The Environmental Protection Agency has approved the airshed redesignation of the Kalispel Indian Reservation from Class II to Class I under the Clean Air Act.

The reservation, located on 4,557 acres near Usk, Wash., will now be protected under the strictest-possible federal air quality designation. The Kalispel Tribe requested the redesignation in 2017 and the EPA approved that request July 19. The new air classification will officially come into effect Monday, Aug. 19.

This comes after Bonner County commissioners sent a letter to the EPA in December 2018 voicing opposition to the proposed redesignation. While their aversion lay partially with the potential limiting of future industrial development, commissioners also argued that the tribe should have consulted with nearby Idaho counties before filing the Class I request.

The meeting in December drew several area residents whose opposition to the proposed PacWest smelter in Newport fueled their support for the airshed redesignation. Commissioner Jeff Connolly urged attendees to stay focused on the task at hand — drafting a letter to the EPA — and alleged it had “absolutely nothing to do with the smelter.”
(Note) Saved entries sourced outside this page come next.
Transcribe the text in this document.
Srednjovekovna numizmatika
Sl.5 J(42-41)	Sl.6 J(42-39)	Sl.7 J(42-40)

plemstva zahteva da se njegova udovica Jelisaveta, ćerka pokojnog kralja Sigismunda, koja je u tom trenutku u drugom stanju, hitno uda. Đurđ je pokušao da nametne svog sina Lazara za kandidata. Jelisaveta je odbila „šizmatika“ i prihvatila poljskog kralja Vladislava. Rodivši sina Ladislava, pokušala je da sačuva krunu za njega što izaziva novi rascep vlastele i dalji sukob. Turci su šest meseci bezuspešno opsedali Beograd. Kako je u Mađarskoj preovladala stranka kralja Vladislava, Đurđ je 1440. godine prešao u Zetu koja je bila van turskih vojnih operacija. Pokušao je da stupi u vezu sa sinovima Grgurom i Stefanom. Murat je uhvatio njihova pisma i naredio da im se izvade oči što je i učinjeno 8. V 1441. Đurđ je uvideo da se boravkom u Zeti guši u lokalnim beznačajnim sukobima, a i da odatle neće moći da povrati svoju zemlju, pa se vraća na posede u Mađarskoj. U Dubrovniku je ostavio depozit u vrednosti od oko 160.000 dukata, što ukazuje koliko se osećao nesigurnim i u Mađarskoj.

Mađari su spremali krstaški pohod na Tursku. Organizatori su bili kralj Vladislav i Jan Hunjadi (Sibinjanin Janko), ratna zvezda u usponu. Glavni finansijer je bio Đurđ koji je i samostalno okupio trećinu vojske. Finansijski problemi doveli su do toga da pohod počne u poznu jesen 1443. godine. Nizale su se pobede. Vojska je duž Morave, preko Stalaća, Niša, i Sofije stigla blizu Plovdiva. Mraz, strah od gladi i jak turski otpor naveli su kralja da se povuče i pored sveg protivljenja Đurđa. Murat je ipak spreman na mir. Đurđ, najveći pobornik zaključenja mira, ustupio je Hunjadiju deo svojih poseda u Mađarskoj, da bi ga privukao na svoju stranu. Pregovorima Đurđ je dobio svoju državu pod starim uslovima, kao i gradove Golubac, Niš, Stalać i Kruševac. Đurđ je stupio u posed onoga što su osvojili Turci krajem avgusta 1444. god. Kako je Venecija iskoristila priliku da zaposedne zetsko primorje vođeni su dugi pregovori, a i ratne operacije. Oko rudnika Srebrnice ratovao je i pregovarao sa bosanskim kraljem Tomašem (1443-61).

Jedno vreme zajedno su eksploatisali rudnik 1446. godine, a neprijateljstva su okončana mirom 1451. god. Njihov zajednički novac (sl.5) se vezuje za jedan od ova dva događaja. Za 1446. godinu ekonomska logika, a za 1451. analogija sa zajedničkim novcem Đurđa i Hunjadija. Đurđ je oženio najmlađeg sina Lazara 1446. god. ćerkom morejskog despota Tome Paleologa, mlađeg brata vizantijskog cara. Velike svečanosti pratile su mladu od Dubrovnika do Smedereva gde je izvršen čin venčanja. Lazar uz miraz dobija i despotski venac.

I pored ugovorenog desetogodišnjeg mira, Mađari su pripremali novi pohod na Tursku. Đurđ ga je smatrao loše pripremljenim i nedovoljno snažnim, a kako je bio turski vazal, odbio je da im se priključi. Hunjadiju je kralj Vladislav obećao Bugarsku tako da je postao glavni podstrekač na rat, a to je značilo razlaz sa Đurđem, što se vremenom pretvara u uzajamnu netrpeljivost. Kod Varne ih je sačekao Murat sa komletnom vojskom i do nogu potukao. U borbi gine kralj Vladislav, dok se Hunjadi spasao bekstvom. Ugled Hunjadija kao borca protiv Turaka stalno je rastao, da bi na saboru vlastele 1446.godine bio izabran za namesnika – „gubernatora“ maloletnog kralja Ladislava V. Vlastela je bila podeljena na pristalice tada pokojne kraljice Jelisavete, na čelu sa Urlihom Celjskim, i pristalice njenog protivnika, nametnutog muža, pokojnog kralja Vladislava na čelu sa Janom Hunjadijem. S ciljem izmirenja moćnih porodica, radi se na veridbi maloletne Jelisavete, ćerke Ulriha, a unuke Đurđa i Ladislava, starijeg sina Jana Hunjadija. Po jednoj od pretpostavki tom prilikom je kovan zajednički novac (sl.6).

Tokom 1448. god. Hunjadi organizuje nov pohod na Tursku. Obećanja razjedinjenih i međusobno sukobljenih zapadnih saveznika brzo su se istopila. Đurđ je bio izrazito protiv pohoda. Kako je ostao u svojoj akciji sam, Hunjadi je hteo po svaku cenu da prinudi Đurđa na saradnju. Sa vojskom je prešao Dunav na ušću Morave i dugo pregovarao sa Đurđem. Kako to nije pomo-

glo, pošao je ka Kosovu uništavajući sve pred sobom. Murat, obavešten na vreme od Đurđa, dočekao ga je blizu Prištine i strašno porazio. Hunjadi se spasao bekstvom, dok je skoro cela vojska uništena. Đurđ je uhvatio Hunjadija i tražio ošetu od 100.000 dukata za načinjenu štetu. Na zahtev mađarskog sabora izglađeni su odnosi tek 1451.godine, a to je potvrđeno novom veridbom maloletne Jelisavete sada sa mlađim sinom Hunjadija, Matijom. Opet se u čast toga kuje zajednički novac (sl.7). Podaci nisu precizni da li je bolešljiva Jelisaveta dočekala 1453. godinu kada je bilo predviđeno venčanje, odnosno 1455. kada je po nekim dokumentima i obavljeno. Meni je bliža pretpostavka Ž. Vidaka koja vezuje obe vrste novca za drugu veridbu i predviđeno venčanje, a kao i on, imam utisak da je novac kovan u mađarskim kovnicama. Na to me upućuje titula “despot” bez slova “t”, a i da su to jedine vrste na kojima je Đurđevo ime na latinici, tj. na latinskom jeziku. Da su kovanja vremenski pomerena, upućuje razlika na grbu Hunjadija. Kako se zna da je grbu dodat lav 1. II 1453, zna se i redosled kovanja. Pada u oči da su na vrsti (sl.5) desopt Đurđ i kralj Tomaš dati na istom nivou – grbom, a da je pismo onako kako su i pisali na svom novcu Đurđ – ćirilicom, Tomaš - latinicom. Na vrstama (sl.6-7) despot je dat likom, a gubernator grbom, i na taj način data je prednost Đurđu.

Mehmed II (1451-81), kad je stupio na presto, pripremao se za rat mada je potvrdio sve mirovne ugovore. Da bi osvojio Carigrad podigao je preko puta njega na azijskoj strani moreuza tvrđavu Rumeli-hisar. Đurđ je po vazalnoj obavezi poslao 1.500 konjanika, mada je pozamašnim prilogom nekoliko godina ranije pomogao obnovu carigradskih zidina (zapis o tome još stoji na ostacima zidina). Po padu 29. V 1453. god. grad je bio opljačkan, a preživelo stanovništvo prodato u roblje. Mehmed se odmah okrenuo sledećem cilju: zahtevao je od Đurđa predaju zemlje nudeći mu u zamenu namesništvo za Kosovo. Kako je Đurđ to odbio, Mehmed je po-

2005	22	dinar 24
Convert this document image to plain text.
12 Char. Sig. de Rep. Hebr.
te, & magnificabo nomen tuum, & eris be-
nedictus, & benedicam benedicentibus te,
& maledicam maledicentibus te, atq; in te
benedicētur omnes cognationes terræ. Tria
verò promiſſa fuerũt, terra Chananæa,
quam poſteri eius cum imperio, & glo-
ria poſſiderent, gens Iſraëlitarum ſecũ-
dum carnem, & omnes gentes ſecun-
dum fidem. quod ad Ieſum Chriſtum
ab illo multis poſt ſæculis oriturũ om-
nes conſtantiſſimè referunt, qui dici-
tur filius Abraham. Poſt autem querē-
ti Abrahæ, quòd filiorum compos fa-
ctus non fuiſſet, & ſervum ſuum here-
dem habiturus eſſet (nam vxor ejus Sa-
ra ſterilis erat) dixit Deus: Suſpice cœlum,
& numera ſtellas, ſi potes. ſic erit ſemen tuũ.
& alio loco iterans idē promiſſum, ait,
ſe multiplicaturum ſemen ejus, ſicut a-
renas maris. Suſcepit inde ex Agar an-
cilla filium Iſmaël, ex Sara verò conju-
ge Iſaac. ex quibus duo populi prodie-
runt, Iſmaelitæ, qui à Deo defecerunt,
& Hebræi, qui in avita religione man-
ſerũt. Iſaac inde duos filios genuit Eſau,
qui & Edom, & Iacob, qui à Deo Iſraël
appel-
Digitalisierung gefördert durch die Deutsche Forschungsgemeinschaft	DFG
“The two are very integrated and combined — you can’t really have one without the other,” Bonner County resident and vocal anti-smelter activist Elizabeth Iha said at the time. “If there was no proposed smelter or purchase of land by a Canadian corporation, [the tribe] wouldn’t be asking for [a Class I Airshed designation].”

The Kalispel Tribe has since confirmed Iha’s comment.

“It wasn’t until the PacWest facility was sprung on us in August of 2016 that we had ever once worried about our air quality from a pollution perspective,” Deane Osterman, executive director of the Kalispel Natural Resources Department, told the Inlander earlier in July. “We want reasonable assurances that protection of our fundamental ‘qualities’ — air quality, water quality and environmental quality — is sufficient enough to not be threatening to our community’s health. I don’t think that’s too much to ask.”

The Class I designation does not prevent future or affect current industry, but it does limit the amount of pollutants allowed in the airshed. According to the EPA, the difference between Class I and Class II varies by pollutant. For instance, the allowable levels for some pollutants decrease by a quarter when the airshed is made Class I. For other pollutants, like sulfer dioxide and nitrogen dioxide, Class I regulations reduce acceptable levels to between 1/10th and 1/20th of the limits allowed under Class II designation.

If air deterioration reaches an unacceptable level, larger polluters in the region will be expected to make changes.